だから、俺達は分かり合わずに――疑い、探り合うのだ。















『――年齢は若いですが、申し分ない人材ですわ。早々に手配を――ですから採用の是非については、わたくしが最終判断致します。
この案件に、我がウィリアムズ家の未来がかかっているのです。託すべき人材は、他の誰でもないわたくし自身が見定めなければなりません』


 同じ十代でも、世界中を見渡せば多種多様に存在する。貴重な青春を放浪の旅に費やす剣士もいれば、静養期間であっても無駄にせず働き続ける女性もいる。

俺が自動販売機の釣り銭口や道端の溝で小銭を探している間にも、彼女は電話一本で億単位の札束を動かしている。カレン・ウィリアムズに、無駄な時間は存在しない。

此処は彼女にとって敵陣であり、俺にとって彼女はまぎれもなく敵。敵が余裕綽々で隙を見せていれば、容赦なく牙を向いて襲いかかる。俺達は、常に相手の隙を伺っている。

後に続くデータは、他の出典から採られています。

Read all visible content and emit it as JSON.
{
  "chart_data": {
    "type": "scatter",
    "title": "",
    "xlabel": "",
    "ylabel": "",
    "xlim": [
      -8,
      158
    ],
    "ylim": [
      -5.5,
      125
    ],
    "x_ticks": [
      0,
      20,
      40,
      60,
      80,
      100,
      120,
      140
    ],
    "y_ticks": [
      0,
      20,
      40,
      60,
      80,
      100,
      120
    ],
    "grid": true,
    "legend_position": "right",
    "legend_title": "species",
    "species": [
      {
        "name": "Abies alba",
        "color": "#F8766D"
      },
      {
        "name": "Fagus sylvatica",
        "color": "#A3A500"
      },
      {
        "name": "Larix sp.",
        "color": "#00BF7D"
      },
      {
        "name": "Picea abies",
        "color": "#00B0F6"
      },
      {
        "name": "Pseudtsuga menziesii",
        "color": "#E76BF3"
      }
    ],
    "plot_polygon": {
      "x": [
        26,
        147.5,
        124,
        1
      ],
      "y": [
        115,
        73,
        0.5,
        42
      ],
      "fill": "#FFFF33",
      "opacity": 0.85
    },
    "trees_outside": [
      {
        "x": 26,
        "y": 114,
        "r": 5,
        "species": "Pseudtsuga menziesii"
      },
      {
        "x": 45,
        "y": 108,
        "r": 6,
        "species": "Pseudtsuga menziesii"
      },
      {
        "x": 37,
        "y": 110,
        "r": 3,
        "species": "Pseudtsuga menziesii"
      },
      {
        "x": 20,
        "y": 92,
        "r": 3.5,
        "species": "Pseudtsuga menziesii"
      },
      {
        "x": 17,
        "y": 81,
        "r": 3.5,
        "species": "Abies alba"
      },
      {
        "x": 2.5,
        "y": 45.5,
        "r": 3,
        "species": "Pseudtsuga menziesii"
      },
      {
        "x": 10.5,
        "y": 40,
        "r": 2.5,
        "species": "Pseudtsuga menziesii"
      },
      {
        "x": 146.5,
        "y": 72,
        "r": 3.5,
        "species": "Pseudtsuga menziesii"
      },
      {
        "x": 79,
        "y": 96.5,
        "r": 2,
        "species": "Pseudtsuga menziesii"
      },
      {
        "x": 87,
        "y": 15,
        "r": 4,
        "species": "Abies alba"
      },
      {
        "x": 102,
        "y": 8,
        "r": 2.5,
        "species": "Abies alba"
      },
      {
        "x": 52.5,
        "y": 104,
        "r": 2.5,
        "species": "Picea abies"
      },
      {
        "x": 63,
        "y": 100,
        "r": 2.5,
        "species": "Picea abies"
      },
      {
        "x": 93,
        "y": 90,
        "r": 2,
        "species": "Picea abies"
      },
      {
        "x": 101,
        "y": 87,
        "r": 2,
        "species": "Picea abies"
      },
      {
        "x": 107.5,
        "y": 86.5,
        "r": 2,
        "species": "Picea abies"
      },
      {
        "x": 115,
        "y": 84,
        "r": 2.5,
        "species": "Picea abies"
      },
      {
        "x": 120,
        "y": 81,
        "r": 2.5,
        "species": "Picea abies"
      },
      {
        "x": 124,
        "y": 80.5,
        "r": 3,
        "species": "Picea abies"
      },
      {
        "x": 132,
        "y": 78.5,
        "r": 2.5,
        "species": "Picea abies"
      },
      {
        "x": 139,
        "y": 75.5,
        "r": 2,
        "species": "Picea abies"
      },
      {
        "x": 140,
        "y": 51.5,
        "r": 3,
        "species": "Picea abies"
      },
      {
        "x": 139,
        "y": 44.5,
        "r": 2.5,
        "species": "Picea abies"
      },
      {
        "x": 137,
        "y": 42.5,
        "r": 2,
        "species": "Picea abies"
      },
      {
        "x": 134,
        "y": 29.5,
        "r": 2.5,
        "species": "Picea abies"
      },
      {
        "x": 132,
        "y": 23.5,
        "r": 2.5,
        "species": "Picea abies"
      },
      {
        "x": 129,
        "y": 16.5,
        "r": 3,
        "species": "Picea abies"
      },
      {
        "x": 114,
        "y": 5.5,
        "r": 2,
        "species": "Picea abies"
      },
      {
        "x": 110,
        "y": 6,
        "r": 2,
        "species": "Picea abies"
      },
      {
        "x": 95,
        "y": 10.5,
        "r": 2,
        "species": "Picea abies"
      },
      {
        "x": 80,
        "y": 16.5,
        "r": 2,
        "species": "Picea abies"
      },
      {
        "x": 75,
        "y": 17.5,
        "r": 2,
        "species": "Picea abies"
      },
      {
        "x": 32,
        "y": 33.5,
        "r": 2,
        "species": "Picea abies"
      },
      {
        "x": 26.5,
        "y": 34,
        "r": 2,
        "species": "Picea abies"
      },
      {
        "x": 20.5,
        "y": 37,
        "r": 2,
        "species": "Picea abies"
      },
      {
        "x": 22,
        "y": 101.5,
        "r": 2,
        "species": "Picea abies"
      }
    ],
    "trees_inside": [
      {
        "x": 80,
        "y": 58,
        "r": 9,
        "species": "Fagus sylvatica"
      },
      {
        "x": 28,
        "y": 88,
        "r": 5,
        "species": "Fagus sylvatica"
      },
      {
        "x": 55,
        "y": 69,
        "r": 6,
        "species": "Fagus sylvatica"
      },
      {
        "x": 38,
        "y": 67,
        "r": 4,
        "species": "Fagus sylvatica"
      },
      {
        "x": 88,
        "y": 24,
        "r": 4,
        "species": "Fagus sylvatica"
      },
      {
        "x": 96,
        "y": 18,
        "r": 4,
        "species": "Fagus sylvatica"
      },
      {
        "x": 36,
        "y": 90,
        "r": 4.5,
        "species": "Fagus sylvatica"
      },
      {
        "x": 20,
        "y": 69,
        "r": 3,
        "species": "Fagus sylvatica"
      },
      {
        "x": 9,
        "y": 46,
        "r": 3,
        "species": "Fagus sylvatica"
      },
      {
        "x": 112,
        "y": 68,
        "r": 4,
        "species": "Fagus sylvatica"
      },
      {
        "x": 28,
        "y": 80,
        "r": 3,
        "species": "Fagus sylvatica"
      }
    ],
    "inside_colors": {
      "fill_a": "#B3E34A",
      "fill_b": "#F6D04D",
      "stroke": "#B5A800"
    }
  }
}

例えばこうして彼女が呑気に電話をしていれば、俺は手加減なしに物陰で耳を傾ける――地味ではあるが、これも戦術。戦術なのだ。


「経歴は確認致しました――総合諜報・戦技一種資格――蔡雅葉桜流――依頼の内容は――そうです、場所は日本――詳細は、後程」


 ちっ、電話を切りやがった。勘のいい女である。俺の前では隙だらけのくせに、気は決して抜かない。無防備な微笑みの裏に、本心を巧みに隠している。

彼女は通話を切った携帯電話を弄びながら、俺が隠れている物陰を一瞥。武には長けていない筈なのだが、感覚の鋭さは眼を見張るものがある。覇者の血は、伊達ではないらしい。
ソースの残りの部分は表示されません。